Recurrir a la polémica para captar la atención por poco dinero puede ser una estrategia muy eficaz para dar a conocer una empresa o un producto. La cuestión es si compensa ensuciar la marca a cambio de este ahorro.
Hay muchos ejemplos de este tipo de acciones, pero voy a centrarme en el caso de Ryanair por dos motivos: esta aerolínea de bajo coste recurre a menudo a este tipo de campañas y está de actualidad porque ha sido condenada a pagar una indemnización de 60.000 euros.
Veamos un pequeño repaso por el último caso que ha protagonizado esta compañía:
Un diario francés publicó hace unas semanas un anuncio en el que utiliza la imagen del presidente galo, Nicolás Sarkozy, y su, entonces novia, Carla Bruni, sin autorización. La página mostraba una viñeta a modo de cómic en el que se podía leer en francés un presunto pensamiento de la modelo: “Con Ryanair, toda mi familia puede venir a mi boda”.

La respuesta de los aludidos no tardó en llegar: La presidencia de Francia estudia querellarse contra Ryanair por el uso de la imagen de Sarkozy y Bruni.
Sarkozy pide a Ryanair un euro por utilizar su imagen y Carla Bruni, 500.000.
La Justicia, que en algunos casos no parece ser tan lenta, se ha pronunciado: Sarkozy y Bruni ganan la demanda a Ryanair.
Eso sí, las pretensiones económicas de la actual esposa del dirigente francés se han visto reducidas a ’sólo’ 60.000 euros, que se donarán a una institución benéfica (Restos du coeur, que se dedica a ofrecer comidas a los desfavorecidos).
Analicemos el ‘coste’ de la campaña para Ryanair: Una inserción publicitaria en un diario francés puede rondar los 30.000 euros por página completa + 60.001 euros de indemnización (Sarkozy les demandó por 1 euro). Total, por unos 90.000 euros han conseguido una enorme repercusión internacional (la prensa de todo el mundo se ha ido haciendo eco de este goteo de noticias durante semanas).
Si Ryanair hubiera planificado una campaña convencional (y respetuosa) hubiera tenido que invertir varios millones de euros para conseguir la misma notoriedad.

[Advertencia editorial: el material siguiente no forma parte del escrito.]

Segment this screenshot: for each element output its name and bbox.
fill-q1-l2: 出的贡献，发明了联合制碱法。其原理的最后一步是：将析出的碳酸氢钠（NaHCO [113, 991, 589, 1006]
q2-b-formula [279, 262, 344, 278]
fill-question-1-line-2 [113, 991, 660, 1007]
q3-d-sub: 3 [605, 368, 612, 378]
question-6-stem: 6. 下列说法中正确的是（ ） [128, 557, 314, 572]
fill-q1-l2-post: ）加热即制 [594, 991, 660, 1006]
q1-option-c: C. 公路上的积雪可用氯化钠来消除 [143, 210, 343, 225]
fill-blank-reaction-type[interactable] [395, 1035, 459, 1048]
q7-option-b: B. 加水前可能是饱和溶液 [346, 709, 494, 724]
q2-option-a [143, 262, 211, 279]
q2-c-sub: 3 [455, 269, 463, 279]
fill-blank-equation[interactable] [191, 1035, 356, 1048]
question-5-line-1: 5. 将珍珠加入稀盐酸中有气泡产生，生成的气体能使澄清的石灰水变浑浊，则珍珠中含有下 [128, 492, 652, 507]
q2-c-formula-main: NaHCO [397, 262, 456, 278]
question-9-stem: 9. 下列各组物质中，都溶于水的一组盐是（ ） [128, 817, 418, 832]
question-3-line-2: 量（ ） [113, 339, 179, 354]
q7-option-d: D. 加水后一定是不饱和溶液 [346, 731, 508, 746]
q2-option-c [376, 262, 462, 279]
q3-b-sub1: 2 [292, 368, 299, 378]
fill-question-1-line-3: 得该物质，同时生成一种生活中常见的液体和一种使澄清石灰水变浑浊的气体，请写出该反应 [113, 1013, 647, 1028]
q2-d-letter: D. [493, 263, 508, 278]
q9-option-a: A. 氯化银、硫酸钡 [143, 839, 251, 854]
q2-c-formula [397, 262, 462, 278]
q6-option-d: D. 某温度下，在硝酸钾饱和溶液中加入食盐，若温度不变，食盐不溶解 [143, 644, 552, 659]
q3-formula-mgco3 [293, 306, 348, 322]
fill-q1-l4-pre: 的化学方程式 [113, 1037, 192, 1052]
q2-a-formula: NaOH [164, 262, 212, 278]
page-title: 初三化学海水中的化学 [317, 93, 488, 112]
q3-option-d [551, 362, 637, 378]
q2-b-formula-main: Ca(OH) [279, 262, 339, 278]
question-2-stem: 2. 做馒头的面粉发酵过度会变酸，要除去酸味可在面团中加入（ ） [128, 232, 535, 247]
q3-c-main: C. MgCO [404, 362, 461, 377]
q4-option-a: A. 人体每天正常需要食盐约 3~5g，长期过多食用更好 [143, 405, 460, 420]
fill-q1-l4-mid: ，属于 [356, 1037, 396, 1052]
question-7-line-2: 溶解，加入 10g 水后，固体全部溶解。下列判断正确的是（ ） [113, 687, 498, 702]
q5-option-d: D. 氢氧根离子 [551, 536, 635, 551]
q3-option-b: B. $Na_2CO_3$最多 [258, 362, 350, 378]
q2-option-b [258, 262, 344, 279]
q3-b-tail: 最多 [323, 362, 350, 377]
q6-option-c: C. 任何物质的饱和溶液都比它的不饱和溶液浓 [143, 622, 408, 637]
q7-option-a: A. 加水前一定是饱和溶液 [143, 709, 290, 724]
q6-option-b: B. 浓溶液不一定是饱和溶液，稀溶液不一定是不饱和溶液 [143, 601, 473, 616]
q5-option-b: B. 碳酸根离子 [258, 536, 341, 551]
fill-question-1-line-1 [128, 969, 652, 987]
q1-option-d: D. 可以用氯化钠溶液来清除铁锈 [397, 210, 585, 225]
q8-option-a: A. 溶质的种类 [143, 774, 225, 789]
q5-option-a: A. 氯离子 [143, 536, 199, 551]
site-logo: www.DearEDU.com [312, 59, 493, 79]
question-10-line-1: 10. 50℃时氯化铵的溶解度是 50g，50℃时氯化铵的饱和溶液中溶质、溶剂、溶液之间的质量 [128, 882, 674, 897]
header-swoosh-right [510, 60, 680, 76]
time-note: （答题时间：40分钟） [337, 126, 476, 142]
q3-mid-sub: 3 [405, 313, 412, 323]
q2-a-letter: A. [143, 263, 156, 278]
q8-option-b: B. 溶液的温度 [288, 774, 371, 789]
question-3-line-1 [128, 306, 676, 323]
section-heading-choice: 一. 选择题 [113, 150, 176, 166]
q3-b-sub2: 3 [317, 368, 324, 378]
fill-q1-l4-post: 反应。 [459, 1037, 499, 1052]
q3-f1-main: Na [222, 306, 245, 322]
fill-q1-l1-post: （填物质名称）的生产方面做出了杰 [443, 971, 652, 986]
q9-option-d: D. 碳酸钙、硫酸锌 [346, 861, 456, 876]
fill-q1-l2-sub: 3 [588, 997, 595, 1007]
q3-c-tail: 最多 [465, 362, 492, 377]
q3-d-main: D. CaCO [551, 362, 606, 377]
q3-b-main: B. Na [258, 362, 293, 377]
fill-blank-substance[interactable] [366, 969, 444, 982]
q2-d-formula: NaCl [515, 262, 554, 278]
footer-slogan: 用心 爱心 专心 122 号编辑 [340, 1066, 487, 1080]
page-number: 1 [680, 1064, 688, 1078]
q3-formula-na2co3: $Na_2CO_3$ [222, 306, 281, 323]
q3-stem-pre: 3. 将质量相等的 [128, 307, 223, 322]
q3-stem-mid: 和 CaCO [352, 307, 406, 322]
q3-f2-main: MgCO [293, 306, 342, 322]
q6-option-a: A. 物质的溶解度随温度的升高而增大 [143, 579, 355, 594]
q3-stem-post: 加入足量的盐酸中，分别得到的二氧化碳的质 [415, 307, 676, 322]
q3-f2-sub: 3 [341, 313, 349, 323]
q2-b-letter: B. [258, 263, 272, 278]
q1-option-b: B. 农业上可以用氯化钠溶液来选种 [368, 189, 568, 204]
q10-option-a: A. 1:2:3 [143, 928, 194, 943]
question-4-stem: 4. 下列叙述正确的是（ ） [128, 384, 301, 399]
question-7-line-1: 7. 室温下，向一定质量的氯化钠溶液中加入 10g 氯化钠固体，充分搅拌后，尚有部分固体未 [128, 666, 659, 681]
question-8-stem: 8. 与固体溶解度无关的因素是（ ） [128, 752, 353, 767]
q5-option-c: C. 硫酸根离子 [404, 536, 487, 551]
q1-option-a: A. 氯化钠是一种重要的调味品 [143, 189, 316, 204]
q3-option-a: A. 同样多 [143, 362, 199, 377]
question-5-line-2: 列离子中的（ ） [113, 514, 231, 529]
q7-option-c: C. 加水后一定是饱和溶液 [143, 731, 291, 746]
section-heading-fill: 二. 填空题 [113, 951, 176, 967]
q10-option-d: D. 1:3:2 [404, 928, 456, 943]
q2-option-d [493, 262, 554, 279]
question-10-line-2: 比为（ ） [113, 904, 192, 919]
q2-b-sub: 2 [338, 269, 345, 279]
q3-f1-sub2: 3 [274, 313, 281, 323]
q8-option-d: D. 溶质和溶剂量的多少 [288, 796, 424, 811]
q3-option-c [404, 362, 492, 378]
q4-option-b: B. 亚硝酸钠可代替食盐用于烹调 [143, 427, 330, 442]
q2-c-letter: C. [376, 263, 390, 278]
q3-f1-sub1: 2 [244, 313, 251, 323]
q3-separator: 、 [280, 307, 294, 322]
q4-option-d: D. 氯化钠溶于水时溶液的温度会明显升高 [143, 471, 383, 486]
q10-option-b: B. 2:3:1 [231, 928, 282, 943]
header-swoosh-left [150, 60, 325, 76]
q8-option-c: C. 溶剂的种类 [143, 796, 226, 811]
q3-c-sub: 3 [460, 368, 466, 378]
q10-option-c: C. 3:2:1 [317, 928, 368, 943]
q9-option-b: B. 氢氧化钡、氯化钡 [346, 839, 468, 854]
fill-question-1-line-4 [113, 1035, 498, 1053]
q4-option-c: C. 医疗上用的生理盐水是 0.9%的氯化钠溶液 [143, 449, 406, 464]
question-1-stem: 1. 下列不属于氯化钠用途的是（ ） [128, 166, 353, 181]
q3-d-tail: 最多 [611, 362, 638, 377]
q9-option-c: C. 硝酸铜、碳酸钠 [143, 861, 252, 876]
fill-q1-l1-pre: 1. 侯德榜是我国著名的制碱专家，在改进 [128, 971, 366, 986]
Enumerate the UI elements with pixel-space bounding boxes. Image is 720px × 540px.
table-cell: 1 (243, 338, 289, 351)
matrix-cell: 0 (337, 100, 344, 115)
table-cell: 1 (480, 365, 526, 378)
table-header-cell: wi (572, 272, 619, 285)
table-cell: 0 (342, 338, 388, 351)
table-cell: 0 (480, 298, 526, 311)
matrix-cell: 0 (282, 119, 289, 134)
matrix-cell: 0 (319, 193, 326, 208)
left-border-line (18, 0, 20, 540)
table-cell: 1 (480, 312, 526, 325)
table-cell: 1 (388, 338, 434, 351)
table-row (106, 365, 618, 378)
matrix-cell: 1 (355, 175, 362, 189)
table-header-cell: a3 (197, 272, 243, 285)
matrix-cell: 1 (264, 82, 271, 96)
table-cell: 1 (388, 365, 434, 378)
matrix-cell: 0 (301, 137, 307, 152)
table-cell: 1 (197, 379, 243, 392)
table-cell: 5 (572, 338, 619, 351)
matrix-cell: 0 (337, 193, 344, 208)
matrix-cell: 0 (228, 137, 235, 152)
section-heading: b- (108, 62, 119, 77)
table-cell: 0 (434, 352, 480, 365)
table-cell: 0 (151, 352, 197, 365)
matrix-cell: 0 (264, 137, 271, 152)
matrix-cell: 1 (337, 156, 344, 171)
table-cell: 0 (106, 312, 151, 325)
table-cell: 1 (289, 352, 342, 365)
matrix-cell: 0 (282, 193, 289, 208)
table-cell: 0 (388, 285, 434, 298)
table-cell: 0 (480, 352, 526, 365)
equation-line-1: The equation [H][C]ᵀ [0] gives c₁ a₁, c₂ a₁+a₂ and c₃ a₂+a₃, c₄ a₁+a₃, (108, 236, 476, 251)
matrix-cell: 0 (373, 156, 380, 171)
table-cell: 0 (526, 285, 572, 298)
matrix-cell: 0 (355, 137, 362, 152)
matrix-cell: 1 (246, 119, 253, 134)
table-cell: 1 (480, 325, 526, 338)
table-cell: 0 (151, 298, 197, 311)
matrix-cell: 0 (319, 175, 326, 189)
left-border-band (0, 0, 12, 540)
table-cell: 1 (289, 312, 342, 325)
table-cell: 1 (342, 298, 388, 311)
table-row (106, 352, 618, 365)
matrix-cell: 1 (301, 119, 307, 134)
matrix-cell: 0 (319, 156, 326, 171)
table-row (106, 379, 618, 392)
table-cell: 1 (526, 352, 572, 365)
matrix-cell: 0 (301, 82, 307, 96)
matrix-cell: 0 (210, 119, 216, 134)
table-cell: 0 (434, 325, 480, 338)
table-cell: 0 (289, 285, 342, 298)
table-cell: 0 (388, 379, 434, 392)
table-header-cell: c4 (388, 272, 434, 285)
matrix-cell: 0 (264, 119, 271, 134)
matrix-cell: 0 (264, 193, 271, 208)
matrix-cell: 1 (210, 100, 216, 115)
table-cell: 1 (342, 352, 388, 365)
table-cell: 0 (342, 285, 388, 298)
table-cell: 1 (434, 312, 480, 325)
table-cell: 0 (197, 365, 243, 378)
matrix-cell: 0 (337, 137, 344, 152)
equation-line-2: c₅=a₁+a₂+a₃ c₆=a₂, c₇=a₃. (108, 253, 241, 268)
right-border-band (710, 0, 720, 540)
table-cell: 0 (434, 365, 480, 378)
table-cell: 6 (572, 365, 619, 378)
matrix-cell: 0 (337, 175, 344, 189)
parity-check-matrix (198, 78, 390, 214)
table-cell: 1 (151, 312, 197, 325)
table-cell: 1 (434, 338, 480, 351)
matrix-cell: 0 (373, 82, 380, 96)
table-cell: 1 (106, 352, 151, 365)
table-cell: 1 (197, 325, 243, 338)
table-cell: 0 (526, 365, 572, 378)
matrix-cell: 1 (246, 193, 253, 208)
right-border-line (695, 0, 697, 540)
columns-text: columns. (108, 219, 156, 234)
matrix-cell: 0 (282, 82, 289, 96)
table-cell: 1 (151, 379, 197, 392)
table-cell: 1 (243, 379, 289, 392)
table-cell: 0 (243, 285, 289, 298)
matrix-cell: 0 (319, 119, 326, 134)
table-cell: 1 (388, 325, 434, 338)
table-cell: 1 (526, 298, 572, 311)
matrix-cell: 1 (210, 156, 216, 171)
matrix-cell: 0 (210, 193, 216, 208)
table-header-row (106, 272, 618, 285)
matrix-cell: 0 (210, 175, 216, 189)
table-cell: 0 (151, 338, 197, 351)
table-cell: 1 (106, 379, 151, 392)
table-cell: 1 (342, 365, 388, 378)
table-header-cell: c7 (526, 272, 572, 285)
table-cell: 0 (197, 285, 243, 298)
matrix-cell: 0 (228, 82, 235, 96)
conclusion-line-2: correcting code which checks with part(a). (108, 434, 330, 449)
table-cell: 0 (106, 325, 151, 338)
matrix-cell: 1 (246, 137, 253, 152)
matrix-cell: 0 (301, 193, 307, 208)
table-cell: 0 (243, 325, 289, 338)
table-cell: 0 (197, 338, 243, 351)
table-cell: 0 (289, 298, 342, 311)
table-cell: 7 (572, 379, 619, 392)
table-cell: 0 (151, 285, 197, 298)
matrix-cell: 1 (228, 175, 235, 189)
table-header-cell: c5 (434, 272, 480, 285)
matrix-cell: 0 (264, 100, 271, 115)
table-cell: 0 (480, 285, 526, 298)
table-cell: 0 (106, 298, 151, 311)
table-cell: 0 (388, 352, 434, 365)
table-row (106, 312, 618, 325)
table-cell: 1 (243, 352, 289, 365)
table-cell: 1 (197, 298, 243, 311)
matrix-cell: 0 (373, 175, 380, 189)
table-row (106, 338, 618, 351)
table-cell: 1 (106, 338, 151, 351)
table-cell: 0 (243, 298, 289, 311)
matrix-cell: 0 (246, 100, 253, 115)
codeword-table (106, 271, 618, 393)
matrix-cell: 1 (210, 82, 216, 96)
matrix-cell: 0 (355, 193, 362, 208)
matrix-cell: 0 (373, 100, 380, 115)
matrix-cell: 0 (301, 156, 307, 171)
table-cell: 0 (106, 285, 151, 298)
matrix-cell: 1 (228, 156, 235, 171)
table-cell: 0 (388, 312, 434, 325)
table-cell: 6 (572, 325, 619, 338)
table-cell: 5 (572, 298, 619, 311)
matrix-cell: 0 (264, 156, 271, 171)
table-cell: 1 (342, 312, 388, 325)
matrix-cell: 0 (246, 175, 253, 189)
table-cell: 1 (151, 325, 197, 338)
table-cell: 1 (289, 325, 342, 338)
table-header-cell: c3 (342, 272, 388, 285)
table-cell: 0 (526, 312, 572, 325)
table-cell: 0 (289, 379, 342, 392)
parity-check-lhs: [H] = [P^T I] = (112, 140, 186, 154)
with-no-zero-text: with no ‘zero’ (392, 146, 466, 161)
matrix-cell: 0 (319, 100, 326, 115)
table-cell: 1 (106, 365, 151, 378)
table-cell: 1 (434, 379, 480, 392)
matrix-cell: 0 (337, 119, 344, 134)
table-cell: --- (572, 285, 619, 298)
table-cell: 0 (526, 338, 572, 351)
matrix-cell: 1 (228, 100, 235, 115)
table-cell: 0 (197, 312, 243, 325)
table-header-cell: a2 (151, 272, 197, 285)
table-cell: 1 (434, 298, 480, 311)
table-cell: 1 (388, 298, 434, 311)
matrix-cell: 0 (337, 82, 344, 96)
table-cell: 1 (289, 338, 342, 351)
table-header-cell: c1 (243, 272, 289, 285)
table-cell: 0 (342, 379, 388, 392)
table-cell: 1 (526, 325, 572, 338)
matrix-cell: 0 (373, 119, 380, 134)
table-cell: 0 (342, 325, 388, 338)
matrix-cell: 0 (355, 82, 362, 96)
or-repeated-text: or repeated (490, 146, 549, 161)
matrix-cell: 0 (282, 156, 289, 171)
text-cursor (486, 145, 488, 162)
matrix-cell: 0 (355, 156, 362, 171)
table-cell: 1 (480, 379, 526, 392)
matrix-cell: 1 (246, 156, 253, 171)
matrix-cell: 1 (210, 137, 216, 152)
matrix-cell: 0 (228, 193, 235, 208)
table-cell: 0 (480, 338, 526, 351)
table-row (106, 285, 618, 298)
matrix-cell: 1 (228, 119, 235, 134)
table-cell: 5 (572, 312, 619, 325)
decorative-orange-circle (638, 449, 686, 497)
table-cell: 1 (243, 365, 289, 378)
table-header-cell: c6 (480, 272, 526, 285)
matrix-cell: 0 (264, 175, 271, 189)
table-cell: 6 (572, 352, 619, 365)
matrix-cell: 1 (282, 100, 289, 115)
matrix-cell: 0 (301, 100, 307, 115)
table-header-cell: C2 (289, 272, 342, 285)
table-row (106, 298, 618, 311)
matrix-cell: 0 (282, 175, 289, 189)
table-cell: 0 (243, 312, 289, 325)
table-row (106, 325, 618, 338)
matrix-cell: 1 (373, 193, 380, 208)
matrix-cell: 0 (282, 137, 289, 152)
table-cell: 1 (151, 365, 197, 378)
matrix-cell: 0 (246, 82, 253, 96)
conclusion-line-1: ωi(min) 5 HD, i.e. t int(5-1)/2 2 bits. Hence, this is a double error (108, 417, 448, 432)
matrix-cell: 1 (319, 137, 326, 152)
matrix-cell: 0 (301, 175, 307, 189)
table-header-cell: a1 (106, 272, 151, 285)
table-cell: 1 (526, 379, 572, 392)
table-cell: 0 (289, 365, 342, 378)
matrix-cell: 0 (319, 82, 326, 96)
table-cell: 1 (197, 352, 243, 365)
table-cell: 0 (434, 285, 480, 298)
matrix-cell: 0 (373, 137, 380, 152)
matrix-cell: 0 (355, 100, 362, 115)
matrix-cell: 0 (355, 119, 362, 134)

¿Ha sido algo casual? Me temo que no. La low cost ya intentó hacer ruido con una campaña similar en España. En lugar de Sarkozy y su flamante novia recurrieron a la imagen de Zapatero. “Ryanair ofrece 2 millones de plazas gratis… Eso es mejor que nuestro cheque-bebé”, ‘pensaba’ nuestro presidente. El Gobierno se puso en contacto con la compañía y accedieron a no seguir con ella.
Las acciones de marketing y publicidad de esta aerolínea suelen ir acompañadas de polémica y provocación.
Hace sólo unas semanas agradecieron la repercusión (y las ventas) que consiguieron con sus calendarios eróticos (con imáganes de voluptuosas azafatas) a las entidades que les denunciaron.
Las críticas les hicieron poner en circulación montones de almanaques y recaudar 70.000€ que han destinado a fines benéficos.
De acuerdo. Todo el mundo habla de ellos. Les conoce todo el mundo. Sabemos que tienen precios bajos… ¿Les compensa? ¿Os imaginais a otras empresas (Zara, El Corte Inglés o Coca Cola, por ejemplo) tirando su prestigio por el suelo para ahorrar en publicidad?